No 1,600-kilometre event this year

This year's Yukon Quest will be significantly different than in years past because of the pandemic, and a lack of qualified mushers.

Michaudville said the pandemic has been financially hard on a lot of mushers and their kennels. There simply weren't enough signing up to run the traditional 1,600-kilometre race.

"You can't have a thousand-mile race for five people," she said.

"That's why the joint boards made the decision not to have the thousand-mile race this year, in 2022. The goal is to work towards a thousand-mile race in 2023."  

Sled dogs in blue vests stand in the snow.
Dogs wait for the start of the Yukon Quest sled dog race in Fairbanks, Alaska, in 2018. (Robin Wood/Fairbanks Daily News-Miner/Associated Press)

This winter there will be two shorter races on either side of the border.
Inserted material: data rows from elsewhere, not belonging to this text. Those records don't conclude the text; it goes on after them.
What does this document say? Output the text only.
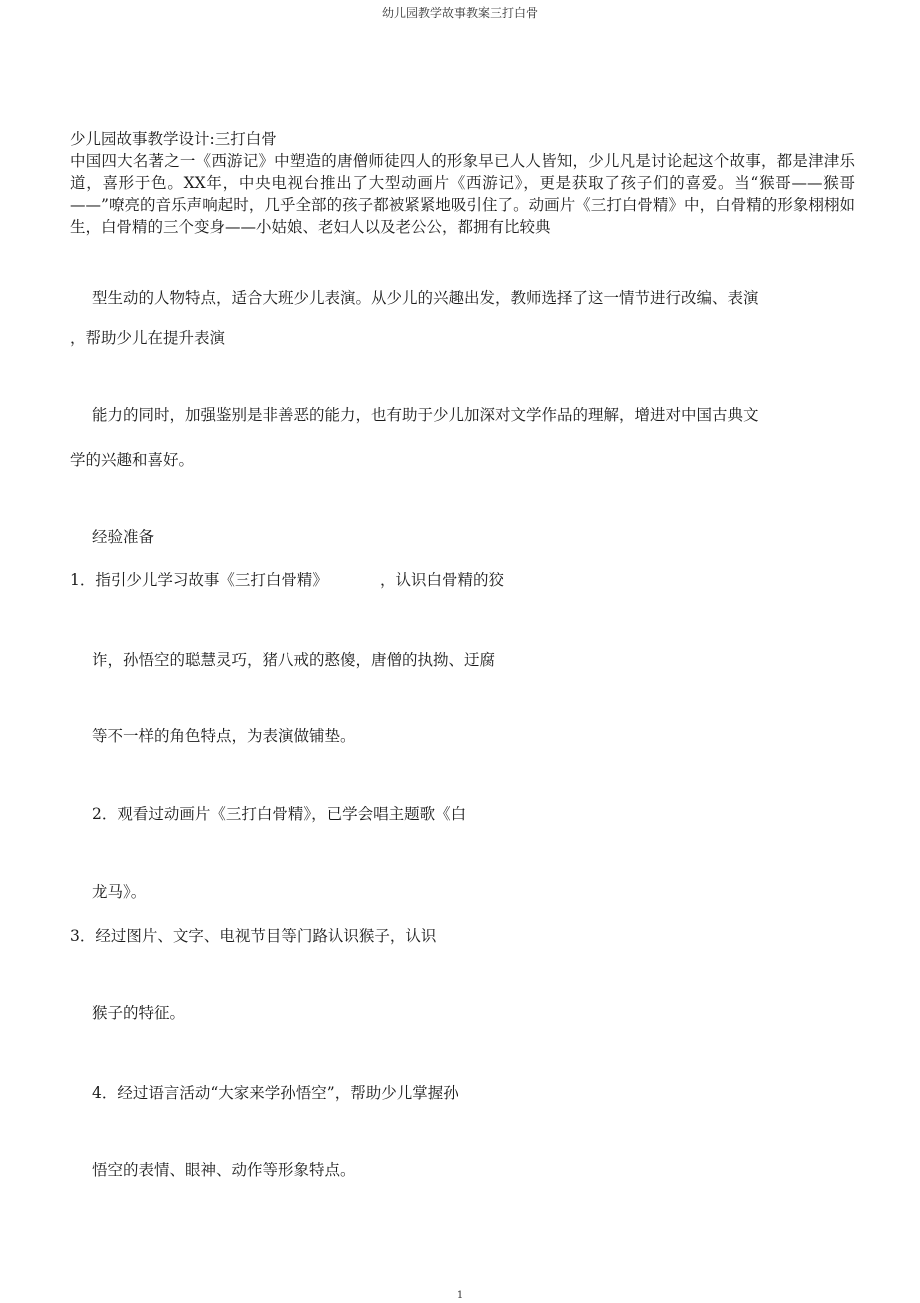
幼儿园教学故事教案三打白骨

少儿园故事教学设计:三打白骨

中国四大名著之一《西游记》中塑造的唐僧师徒四人的形象早已人人皆知，少儿凡是讨论起这个故事，都是津津乐道，喜形于色。XX年，中央电视台推出了大型动画片《西游记》，更是获取了孩子们的喜爱。当“猴哥——猴哥——”嘹亮的音乐声响起时，几乎全部的孩子都被紧紧地吸引住了。动画片《三打白骨精》中，白骨精的形象栩栩如生，白骨精的三个变身——小姑娘、老妇人以及老公公，都拥有比较典

型生动的人物特点，适合大班少儿表演。从少儿的兴趣出发，教师选择了这一情节进行改编、表演
，帮助少儿在提升表演
能力的同时，加强鉴别是非善恶的能力，也有助于少儿加深对文学作品的理解，增进对中国古典文
学的兴趣和喜好。
经验准备
1．指引少儿学习故事《三打白骨精》	，认识白骨精的狡
诈，孙悟空的聪慧灵巧，猪八戒的憨傻，唐僧的执拗、迂腐
等不一样的角色特点，为表演做铺垫。
2．观看过动画片《三打白骨精》，已学会唱主题歌《白
龙马》。
3．经过图片、文字、电视节目等门路认识猴子，认识
猴子的特征。
4．经过语言活动“大家来学孙悟空”，帮助少儿掌握孙
悟空的表情、眼神、动作等形象特点。
1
The first, a 885-kilometre (500-mile) race, will start in Fairbanks on Feb. 5, and the second, a 482-kilometre (300-mile) race in Whitehorse, begins on Feb. 19. 

Only two mushers, both veterans, are signed up for both races — Alaska's Brent Sass (a former champion), and Yukon's Michelle Phillips.
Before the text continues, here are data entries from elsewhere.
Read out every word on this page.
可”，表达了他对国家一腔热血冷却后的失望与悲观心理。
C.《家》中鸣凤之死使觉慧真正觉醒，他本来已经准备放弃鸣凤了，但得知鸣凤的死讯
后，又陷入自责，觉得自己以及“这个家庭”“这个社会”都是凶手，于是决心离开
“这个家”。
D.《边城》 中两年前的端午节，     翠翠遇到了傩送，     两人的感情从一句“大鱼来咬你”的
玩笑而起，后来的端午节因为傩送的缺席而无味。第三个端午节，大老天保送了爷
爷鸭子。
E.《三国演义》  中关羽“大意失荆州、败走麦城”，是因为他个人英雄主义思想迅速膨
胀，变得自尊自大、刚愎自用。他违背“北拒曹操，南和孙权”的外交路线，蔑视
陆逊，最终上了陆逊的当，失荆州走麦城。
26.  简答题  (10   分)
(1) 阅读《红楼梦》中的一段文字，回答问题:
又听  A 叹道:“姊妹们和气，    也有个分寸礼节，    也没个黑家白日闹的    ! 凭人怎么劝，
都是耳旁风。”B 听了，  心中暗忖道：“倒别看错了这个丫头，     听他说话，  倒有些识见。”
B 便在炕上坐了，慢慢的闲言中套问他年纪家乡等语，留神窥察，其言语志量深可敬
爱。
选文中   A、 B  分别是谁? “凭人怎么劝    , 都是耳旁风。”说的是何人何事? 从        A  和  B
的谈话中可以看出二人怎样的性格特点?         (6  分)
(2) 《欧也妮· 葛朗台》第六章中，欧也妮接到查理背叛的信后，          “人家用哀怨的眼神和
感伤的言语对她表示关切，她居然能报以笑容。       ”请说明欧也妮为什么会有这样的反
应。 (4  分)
There are also two other, shorter races planned on either side of the border.

Michaudville said even though things will be different, most people seem excited to have any sort of event this winter. Last year, there was no Yukon Quest race.

"Everybody understands the whole world's been turned upside down by COVID, and everyone's just happy that there's going to be races on both sides."